Pertama tama yang harus dilakukan adalah membedakan antara matrilineal, patrinineal, dan patriarki. Masyarakat matrilineal, tidak berarti tidak menganut konsep patriarki. Matrilineal dan patrilineal adalah sistem garis keturunan yang diturunkan dari generasi ke generasi berdasarkan garis keturunan ibu dan ayah. Sedangkan patriarki adalah sistem sosial dimana laki-laki menjadi pusat organisasi sosial yang memegang otoritas. Bagaimana dengan sistem matrilineal di minangkabau? Pengaplikasian sistem matrilineal di minangkabau mempengaruhi beberapa askpek kehidupan sosial masyarakat. Sistem ini mempengaruhi sistem penurunan harta pusaka, pernikahan, dan sistem kekerabatan lainnya.
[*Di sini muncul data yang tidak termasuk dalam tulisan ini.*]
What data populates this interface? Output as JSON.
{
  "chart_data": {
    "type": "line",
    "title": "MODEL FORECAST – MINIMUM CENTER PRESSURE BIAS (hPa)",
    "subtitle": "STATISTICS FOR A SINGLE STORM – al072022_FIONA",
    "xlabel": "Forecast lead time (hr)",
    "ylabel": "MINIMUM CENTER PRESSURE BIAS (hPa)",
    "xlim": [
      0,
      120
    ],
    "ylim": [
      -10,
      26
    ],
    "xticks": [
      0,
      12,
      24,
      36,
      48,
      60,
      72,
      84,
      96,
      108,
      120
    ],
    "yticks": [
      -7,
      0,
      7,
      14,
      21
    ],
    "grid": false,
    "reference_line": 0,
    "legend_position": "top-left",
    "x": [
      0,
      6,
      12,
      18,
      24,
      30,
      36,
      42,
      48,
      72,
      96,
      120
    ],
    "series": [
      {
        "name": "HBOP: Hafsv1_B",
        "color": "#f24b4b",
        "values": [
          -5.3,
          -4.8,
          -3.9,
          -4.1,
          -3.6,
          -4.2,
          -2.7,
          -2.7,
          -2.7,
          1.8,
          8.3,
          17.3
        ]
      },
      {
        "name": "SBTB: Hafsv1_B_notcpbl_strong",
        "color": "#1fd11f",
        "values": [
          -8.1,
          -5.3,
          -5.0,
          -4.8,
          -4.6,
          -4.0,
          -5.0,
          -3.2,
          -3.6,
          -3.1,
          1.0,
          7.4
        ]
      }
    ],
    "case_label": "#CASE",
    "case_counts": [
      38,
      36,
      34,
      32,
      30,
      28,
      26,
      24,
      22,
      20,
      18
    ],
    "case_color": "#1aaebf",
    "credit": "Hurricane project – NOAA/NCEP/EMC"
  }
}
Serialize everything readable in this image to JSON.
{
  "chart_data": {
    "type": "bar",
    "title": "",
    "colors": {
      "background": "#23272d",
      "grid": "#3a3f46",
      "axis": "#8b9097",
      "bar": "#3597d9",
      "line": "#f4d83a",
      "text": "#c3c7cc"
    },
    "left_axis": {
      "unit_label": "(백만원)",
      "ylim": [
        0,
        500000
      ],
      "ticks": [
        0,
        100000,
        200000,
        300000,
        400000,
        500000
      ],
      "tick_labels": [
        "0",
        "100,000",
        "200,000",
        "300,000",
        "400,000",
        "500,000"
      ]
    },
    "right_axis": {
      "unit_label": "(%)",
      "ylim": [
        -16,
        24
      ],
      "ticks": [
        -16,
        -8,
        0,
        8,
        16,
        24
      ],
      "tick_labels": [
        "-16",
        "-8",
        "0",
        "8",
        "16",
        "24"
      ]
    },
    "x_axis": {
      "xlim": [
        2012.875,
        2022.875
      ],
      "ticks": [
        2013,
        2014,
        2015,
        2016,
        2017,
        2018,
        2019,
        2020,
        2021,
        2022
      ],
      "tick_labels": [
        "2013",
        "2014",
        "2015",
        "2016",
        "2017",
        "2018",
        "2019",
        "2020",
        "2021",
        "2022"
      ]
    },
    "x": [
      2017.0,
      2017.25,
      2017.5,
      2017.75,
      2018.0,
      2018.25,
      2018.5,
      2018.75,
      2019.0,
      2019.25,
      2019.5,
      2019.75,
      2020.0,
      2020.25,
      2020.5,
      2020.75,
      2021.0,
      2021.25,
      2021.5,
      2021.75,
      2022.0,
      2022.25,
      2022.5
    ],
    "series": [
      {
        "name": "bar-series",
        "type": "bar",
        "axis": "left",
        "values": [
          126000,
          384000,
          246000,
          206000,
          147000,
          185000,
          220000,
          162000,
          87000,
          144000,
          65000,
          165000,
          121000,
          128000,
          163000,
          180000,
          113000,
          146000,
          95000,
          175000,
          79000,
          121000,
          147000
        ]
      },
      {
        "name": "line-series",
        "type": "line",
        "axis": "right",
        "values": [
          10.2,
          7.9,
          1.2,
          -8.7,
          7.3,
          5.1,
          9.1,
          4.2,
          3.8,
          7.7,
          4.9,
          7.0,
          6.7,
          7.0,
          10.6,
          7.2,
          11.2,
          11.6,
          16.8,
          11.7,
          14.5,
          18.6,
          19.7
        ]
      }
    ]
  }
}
Kebanyakan kita berpendapat bahwa menjadi anak perempuan dalam masyarakat Minagkabau adalah suatu keberuntunngan besar, karna harta akan jatuh ke tangan kaum perempuan. Tapi pernyataan tersebut tidak sepenuhnya benar. Kenapa demikinan? Karna harta yang diturunkan kepada kaum perempuan tidak akan pernah di miliki oleh perempuan itu sendiri. Harta pusako yang diturunkan dari mamak ke kemenakan bukanlah harta yang bisa dimiliki oleh perempuan, karna harta tersebut milik kaum yang tidak dapat di perjual belikan, dan harta tersebut tidak bisa dimiliki pribadi/individu. Harta ini berupa sawah, ladang, kolam ikan, pekuburan, tanah ulayal, langgar, dan lainnya. Namun harta tersebut digunakan sebagai jaminan kehidupan masyarakat. Oleh karena itu tidak lah tepat kiranya jika kita berasumsi bahwa wanita di minagkabau akan mendapatkan harta dari kaum tua mereka, karna perempuan pada dasarnya tidak mendapatkan harta.
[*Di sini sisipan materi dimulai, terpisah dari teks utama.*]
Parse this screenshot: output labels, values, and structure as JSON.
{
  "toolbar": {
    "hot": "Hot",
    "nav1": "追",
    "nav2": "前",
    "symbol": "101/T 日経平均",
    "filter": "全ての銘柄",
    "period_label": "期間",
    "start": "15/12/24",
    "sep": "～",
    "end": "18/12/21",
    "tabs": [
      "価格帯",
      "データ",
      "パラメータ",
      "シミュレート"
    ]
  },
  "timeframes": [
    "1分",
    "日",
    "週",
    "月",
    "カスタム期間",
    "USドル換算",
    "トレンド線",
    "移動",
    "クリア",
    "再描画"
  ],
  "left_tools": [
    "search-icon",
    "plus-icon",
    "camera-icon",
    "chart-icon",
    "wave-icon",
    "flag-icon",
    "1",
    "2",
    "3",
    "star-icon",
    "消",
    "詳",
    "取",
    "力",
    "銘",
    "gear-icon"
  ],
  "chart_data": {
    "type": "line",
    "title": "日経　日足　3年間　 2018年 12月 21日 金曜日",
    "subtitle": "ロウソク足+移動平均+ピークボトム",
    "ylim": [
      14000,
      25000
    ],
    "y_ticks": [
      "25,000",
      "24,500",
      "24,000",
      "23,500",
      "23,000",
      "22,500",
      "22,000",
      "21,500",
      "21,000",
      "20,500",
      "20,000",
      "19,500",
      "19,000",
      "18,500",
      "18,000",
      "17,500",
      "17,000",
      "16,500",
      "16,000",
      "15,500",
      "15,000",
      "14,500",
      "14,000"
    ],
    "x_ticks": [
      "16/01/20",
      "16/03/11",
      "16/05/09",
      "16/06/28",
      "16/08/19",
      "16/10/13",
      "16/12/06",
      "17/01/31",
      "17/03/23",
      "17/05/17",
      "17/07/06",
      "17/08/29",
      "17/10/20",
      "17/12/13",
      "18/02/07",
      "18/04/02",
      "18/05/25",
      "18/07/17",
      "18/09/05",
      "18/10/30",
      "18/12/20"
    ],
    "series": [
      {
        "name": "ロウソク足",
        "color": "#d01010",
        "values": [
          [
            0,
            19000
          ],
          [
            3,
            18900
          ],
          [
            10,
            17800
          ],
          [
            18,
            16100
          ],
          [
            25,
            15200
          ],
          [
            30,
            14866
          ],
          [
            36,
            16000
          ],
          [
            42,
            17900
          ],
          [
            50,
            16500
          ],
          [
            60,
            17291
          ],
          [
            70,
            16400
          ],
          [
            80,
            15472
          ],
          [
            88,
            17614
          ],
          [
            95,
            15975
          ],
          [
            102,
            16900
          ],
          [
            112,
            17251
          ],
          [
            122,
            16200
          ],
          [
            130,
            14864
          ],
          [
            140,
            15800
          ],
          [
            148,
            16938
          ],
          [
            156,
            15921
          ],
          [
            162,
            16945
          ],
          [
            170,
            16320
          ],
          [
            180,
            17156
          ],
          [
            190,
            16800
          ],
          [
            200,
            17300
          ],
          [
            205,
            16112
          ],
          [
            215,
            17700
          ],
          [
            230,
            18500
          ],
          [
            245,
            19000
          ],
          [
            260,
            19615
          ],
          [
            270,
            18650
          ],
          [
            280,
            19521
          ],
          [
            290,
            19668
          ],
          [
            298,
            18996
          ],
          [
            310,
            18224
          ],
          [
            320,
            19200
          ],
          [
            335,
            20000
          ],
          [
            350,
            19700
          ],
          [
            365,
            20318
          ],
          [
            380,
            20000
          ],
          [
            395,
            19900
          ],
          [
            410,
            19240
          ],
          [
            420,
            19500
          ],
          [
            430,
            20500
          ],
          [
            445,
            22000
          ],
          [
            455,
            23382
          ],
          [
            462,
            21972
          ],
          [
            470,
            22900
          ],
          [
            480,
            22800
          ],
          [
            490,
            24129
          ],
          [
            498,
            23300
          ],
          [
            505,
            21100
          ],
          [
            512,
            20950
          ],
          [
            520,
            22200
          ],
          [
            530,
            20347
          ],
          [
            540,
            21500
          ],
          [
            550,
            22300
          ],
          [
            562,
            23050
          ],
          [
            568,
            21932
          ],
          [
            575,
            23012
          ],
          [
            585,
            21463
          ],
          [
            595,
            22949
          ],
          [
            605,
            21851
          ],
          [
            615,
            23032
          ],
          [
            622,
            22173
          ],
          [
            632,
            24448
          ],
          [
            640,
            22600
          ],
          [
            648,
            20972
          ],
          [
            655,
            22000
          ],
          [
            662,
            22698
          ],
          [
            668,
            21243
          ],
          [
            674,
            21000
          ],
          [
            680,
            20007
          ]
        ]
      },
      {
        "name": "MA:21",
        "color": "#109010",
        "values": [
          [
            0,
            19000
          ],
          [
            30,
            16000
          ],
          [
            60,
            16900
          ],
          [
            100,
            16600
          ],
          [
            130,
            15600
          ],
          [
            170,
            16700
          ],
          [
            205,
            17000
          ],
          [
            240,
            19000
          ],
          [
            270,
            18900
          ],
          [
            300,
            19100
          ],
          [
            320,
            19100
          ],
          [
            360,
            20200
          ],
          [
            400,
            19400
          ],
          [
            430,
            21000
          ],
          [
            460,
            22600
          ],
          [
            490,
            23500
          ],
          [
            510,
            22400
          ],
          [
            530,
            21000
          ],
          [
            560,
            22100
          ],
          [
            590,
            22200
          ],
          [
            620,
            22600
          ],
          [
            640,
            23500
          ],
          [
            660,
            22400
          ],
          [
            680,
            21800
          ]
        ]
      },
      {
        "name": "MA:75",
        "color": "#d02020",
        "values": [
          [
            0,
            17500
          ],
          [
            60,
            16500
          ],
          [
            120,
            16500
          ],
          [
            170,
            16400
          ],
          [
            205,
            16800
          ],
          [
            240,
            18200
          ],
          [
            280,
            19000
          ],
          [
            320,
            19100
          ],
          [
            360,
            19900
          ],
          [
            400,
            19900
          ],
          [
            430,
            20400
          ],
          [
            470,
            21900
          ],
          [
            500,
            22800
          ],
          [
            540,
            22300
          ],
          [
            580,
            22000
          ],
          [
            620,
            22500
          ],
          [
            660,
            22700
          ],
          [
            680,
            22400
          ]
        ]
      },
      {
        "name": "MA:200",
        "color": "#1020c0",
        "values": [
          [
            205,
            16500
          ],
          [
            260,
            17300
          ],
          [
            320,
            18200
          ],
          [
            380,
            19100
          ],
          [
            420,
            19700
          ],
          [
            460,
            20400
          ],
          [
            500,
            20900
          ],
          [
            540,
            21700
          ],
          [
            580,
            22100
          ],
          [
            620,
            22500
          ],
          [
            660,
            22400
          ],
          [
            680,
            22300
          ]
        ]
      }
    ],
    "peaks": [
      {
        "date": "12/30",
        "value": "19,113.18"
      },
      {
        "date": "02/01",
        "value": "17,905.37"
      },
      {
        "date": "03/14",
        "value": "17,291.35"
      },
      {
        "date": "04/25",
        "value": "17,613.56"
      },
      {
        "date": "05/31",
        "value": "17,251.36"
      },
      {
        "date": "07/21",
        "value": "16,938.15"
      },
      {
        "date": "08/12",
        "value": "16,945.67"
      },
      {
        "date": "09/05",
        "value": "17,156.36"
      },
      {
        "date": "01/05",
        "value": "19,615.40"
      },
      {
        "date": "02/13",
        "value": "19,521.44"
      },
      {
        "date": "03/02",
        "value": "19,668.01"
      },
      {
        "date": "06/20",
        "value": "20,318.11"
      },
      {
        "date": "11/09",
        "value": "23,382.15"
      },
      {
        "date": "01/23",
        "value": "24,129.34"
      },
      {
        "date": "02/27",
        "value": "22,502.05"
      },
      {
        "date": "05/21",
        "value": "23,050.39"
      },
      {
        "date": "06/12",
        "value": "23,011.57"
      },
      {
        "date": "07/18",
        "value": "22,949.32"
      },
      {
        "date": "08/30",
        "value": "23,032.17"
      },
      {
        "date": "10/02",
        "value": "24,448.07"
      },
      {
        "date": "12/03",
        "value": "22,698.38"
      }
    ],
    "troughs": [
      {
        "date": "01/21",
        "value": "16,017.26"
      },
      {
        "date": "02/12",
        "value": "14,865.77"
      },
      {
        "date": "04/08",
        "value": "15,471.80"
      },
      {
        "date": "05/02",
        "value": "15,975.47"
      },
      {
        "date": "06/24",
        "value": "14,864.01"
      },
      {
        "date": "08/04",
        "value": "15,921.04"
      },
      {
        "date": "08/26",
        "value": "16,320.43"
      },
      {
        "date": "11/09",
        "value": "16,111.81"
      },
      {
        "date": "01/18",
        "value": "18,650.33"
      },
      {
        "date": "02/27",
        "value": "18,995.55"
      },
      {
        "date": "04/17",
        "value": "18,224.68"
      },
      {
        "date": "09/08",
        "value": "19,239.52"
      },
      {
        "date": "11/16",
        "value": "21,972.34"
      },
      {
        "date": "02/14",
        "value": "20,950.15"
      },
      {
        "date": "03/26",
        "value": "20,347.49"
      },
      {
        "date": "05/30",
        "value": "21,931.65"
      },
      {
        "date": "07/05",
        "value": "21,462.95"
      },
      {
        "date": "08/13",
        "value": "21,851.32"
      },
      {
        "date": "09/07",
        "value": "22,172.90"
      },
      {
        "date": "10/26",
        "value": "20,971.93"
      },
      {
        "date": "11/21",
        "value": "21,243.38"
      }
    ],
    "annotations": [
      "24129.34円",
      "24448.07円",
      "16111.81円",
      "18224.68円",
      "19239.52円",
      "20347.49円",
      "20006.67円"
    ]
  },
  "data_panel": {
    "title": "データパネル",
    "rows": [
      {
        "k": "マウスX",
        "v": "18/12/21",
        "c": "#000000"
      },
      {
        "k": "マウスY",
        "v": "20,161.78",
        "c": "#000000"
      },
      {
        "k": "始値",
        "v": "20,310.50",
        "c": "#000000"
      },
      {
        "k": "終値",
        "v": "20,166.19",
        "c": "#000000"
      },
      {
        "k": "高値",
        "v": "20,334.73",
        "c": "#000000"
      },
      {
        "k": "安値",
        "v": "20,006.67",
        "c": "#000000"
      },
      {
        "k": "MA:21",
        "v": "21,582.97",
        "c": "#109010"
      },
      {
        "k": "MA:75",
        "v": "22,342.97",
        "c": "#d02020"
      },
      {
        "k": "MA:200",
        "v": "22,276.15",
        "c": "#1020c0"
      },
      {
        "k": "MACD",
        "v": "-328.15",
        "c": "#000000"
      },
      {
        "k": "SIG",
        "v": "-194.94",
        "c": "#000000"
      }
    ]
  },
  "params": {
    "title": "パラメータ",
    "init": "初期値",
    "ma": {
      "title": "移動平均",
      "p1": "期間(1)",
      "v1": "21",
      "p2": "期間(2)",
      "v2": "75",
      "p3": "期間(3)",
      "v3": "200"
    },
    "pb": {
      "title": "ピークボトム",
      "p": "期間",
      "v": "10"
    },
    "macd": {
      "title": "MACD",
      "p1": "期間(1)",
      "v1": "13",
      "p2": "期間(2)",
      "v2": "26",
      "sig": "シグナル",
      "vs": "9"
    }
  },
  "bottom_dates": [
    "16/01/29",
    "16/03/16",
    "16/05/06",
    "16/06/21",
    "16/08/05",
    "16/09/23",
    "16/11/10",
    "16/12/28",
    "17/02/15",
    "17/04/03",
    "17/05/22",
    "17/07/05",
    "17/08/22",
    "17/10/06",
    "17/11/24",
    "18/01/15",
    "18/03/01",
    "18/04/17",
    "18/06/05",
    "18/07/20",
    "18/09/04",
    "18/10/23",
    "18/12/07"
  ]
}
Harta pusaka minagkabau terbagi dua, yaitu harta pusaka tinggi yang tidak di ketahui lagi asal usulnya. Harta ini adalah harta kaum yang tidk bisa dimiliki secara individu, dan penurunannya pun dari mamak ke kemenakan. Kedua adalah harta pusaka rendah, harta ini merupakan harta hasil pencarian dari orang tua selama masa perkawinan dan juga mamak yang kemudian dijadikan cadangan harta yang akan menambah harta pusaka tinggi. Apabila harta tersebut di hasilkan oleh orang tua semasa perkawinan, maka harta tersebut akan dibagi dua antara kaum si bapak san ibu.
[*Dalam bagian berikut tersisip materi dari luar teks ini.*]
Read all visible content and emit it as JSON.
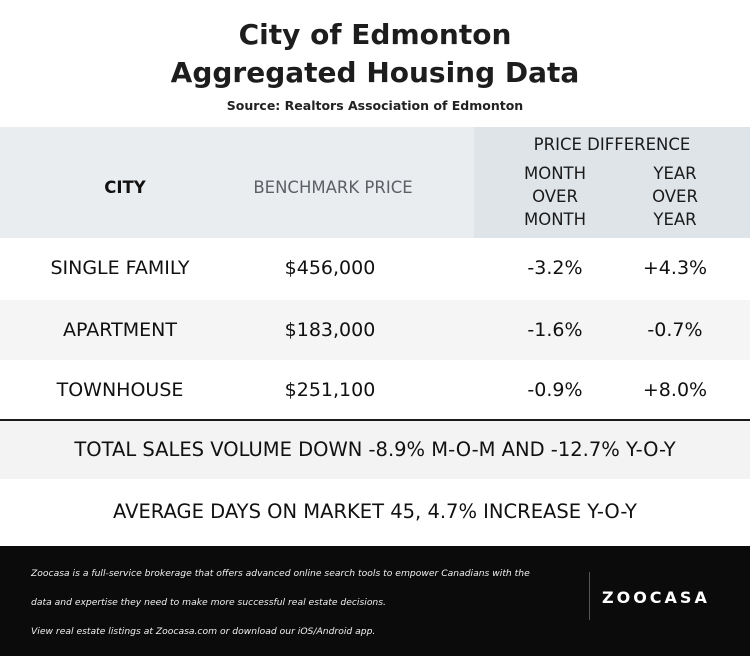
{
  "header": {
    "title_line1": "City of Edmonton",
    "title_line2": "Aggregated Housing Data",
    "source": "Source: Realtors Association of Edmonton"
  },
  "chart_data": {
    "type": "table",
    "columns": {
      "city": "CITY",
      "benchmark": "BENCHMARK PRICE",
      "price_difference": "PRICE DIFFERENCE",
      "mom": "MONTH OVER MONTH",
      "yoy": "YEAR OVER YEAR"
    },
    "rows": [
      {
        "type": "SINGLE FAMILY",
        "price": "$456,000",
        "mom": "-3.2%",
        "yoy": "+4.3%"
      },
      {
        "type": "APARTMENT",
        "price": "$183,000",
        "mom": "-1.6%",
        "yoy": "-0.7%"
      },
      {
        "type": "TOWNHOUSE",
        "price": "$251,100",
        "mom": "-0.9%",
        "yoy": "+8.0%"
      }
    ]
  },
  "summary": {
    "sales": "TOTAL SALES VOLUME DOWN -8.9% M-O-M AND -12.7% Y-O-Y",
    "days": "AVERAGE DAYS ON MARKET 45, 4.7% INCREASE Y-O-Y"
  },
  "footer": {
    "line1": "Zoocasa is a full-service brokerage that offers advanced online search tools to empower Canadians with the",
    "line2": "data and expertise they need to make more successful real estate decisions.",
    "line3": "View real estate listings at Zoocasa.com or download our iOS/Android app.",
    "logo": "ZOOCASA"
  },
  "colors": {
    "header_bg": "#e9edf0",
    "header_right_bg": "#dfe4e9",
    "footer_bg": "#0b0b0b"
  }
}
Berdasarkan penjelasan di atas, kita dapat melihat bahwa pernyataan bahwa harta jatuh ke tangan perempuan tidak sepenuhnya benar, karna harta tersebut merupakan milik kaum yang tidak bisa dibagi-bagi. Tidak benar adanya bahwa mengaplikassian sistem matrilineal di minagkabau di tujukan untuk menempatkan perempuan pada posisi teratas susunan masyarakat. Tidak benar adanya jika harta kaum diturunkan secara turun temurun kepada perempuan. Salah satu yang jelas-jelas diwariskan kepada perempuan adalah suku yang bertujuan untuk mengidentifikasi kaum golongannya.

Jika benar perempuan mendapatkan harta dari para pendahulunya, kenapa masarakat minagkabau memakai istilah penurunan harta yang “diturunkan dari mamak dan kemenakan”. Seperti yang kita ketahui, seorang mamak haruslah seorang laki-laki, itu berarti harta tersebut diturunkan kepada laki-laki kepada laki-laki yang kemudian digunakan untuk kepentingan kaum.


sumber dari: myfeministthought.wordpress.com

1 comment:

  1. Terima kasih atas perkongsian. Saya masih cuba memahami adat orang Minang. Cuma saya nampak orang perempuan seolah-olah mempunyai kuasa yang lebih ke atas harta pusaka.